January 1, 2004
Journal Article

Monitoring Tertiary Interactions in the Hammerhead Ribozyme Using Pulsed EPR Spectroscopy

Abstract

The hammerhead ribozyme is a small, self-cleaving catalytic RNA which activates a site-specific phosphodiester bond cleavage reaction. The folding pathway of the hammerhead ribozyme is critical to its catalytic activity, which has been known to depend on the metal ion concentration (DeRose, V.J., 2003, Curr. Op. Struct. Biol. 13, 317-324).
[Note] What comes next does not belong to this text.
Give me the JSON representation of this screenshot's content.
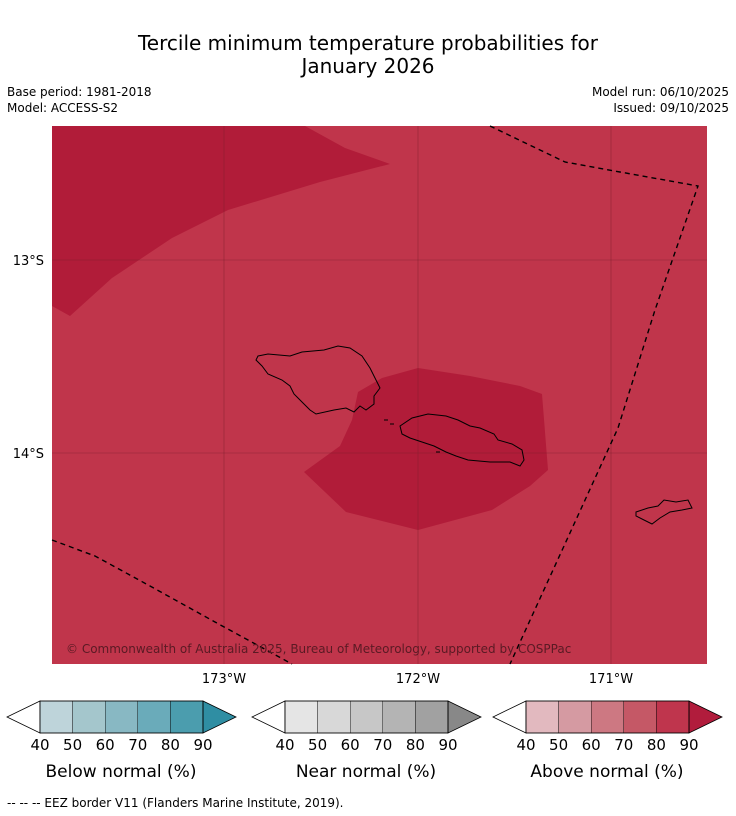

Recently, it has been proposed that an extended hammerhead ribozyme that contains putative intramolecular loop-loop interactions between two helical regions has enhanced reactivity, and at lower cation concentrations (Khorvona, A., Lescoute, A., Westhof, E., Jayasena, S.D., 2003, Nat. Struc. Biol. 10, 708-712). In order to investigate potential tertiary interactions between the two loops as well as the folding pathway of the hammerhead ribozyme, site-directed spin labels have been introduced to stems I and II. Tertiary interactions can be predicted by measuring inter-spin distances (Kim, N.-K. Murali, A., DeRose, V.J., Submitted) with increasing metal concentration, and the distance distributions between two sites in the internal loops can be obtained using pulsed EPR techniques (DEER, double electron electron resonance), with which inter-spin distances can be measured up to 60Å. (Schiemann, O., Weber, A., Edwards, T.E., Prisner, T.F., Sigurdsson, S.T., J. Am. Chem. Soc. 2003, 125, 3434-3435)

Revised: August 24, 2004 | Published: January 1, 2004

Citation

Kim N., M.K. Bowman, and V.J. DeRose. 2004. Monitoring Tertiary Interactions in the Hammerhead Ribozyme Using Pulsed EPR Spectroscopy. Biophysical Journal 86, no. 1:143A, Part 2 Suppl S. PNNL-SA-41830.